If you stand at the edge of the forest
and stare into it
every tree at the edge
will blow a little extra
oxygen toward you
It has been proven
Leaves have admitted it
The pines I have known
have been especially candid
that all breath in this world
is roped together
that breathing is
the most ancient language
Yesterday, we breathed the language of trees and roots, of water and rock, and of small numbers of fish. The celebration of the return of the salmon is still coming, gradually, inexorably. Our timing however may be a few days early this year.
We were a talkative bunch, building a remarkably trustworthy community as we ambled (sometimes stumbled) along a mostly flat trail. There was much to photograph; have a look here; the 48 images are best viewed using the slideshow feature. The leaves now busy themselves clothed in their new and bright fall colour. The mighty Adams River brandishes its powerful current pushing (or is it dropping) its massive store of water, ready to meet Sockeye on their final journey.

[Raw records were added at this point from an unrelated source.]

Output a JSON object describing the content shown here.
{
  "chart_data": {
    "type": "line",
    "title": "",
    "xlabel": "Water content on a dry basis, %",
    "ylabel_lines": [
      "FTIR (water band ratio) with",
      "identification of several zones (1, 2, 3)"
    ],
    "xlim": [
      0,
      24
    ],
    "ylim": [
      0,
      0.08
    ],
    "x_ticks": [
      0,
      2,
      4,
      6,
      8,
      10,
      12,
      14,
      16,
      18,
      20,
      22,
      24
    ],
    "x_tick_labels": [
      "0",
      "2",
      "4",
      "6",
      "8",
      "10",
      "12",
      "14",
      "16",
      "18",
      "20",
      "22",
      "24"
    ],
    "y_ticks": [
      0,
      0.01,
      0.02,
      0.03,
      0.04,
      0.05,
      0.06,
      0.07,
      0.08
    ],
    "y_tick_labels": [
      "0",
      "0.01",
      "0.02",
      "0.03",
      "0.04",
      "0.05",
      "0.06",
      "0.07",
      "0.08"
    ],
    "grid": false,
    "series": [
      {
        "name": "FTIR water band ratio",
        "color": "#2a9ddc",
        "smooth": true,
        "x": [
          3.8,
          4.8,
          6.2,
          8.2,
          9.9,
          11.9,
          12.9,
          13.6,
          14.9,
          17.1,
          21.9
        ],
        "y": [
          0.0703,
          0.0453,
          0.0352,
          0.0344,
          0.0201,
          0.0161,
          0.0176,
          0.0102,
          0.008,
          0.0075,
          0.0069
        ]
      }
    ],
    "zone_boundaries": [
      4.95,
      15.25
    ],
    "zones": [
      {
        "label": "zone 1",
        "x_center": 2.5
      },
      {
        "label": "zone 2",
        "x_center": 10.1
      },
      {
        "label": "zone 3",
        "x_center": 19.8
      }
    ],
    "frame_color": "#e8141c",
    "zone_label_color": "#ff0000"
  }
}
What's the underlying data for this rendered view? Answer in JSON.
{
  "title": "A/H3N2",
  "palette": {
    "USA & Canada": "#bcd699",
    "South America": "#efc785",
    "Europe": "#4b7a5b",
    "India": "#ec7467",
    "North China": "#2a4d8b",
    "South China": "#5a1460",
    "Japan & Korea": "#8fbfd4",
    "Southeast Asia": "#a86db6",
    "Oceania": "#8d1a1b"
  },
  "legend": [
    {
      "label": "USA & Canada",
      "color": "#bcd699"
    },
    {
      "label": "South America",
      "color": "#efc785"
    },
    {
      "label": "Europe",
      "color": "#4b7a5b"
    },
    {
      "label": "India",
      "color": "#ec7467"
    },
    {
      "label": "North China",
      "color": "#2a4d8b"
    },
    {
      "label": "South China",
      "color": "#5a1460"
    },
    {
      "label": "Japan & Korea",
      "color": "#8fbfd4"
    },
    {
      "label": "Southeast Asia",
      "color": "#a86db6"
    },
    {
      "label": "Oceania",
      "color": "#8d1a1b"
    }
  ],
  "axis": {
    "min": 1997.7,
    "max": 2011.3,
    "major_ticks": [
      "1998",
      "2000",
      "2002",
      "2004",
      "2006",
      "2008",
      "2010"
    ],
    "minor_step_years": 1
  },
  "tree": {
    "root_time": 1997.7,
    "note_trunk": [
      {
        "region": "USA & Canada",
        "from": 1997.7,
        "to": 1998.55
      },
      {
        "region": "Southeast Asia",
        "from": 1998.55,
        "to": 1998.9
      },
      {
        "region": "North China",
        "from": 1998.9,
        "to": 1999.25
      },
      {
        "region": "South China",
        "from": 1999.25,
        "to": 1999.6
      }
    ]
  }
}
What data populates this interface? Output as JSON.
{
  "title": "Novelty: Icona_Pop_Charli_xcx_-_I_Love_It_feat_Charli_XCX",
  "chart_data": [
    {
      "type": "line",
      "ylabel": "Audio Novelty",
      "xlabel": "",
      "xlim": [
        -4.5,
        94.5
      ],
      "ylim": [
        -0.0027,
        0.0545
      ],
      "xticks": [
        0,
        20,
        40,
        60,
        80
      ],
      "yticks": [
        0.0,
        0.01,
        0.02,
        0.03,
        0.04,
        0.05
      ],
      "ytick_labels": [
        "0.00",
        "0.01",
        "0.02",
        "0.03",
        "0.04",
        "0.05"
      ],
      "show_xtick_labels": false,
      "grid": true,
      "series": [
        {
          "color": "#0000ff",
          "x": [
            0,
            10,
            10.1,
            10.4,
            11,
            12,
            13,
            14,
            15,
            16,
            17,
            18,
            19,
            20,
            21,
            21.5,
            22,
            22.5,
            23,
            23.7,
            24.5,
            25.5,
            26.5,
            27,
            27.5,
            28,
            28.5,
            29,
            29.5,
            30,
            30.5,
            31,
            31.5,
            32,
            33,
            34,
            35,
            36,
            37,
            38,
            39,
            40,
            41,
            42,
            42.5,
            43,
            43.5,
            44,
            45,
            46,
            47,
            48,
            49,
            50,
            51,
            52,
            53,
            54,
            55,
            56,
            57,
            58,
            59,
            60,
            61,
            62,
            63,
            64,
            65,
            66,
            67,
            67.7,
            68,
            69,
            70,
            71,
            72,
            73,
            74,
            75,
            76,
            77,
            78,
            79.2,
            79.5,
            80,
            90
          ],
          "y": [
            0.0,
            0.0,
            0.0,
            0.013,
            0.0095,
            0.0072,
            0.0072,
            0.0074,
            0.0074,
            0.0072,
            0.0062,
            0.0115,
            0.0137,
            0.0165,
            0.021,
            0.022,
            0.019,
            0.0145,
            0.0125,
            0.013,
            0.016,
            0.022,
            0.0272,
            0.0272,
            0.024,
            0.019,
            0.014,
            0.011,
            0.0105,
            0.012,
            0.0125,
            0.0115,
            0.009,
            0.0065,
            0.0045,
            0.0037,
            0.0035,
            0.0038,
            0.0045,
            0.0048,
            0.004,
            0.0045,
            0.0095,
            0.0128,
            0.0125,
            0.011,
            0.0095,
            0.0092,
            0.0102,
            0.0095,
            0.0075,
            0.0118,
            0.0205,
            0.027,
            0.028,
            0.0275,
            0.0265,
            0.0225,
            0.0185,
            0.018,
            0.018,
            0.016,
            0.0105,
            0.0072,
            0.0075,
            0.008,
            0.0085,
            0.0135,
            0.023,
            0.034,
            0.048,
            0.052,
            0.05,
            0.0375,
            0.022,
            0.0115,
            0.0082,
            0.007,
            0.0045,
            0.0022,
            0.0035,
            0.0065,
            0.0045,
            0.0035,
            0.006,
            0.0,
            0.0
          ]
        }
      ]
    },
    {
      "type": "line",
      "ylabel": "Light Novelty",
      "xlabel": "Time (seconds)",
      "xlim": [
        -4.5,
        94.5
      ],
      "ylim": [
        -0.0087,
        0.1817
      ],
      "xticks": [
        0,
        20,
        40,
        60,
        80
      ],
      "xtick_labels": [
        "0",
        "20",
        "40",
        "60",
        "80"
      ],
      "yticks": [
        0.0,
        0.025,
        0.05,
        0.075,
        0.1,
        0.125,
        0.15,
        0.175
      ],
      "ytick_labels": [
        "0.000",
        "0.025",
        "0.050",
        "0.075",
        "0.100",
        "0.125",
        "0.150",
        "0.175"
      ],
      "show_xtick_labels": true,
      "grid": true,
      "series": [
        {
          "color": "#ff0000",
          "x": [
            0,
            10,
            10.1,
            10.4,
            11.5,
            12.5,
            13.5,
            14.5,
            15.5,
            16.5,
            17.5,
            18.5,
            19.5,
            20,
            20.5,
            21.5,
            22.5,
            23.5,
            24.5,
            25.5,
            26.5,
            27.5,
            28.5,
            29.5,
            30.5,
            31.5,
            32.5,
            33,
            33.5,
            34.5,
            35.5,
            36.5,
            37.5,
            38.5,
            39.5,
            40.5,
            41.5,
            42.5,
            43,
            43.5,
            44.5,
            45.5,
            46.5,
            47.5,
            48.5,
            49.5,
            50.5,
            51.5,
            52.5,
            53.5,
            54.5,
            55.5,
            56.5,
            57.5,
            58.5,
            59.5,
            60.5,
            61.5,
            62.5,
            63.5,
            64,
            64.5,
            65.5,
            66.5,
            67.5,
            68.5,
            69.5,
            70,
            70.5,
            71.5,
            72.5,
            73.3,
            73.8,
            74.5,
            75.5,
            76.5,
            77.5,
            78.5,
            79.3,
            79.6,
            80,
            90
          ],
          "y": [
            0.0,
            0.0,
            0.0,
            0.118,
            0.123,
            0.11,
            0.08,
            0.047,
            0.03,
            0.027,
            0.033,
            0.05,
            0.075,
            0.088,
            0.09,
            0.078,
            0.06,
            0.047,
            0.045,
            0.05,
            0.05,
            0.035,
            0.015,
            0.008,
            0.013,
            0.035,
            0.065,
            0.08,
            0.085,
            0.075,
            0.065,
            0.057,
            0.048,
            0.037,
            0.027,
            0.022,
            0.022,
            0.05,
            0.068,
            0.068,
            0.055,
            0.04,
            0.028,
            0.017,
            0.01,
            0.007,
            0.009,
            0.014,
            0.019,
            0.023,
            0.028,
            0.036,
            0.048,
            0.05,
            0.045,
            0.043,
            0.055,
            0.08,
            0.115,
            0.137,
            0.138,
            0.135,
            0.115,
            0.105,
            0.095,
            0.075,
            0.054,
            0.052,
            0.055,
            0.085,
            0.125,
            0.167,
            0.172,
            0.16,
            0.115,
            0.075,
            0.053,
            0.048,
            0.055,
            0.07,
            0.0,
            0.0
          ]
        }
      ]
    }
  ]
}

Each morning and each evening we gather in the Spes Bona conference room to share our hopes and dreams, our reflections and discoveries. We pray a little, sing some more, share amazingly deeply given our short time together, and laugh . . . a lot!
Last night’s sharing bounced back and forth from our daily experiences and inspirations to our thoughts and feelings around (in)justice. Cognizant of the topsy turvy world which we inhabit, we enjoyed newfound space for (as the Hannah Stevenson quote above) . . . breathing.
Today, a different location, Herald Park and Margaret Falls, both gems in this Shuswap ecosystem. Please pray for us as we pray for you and everything, in and through the language, the breath of all creation.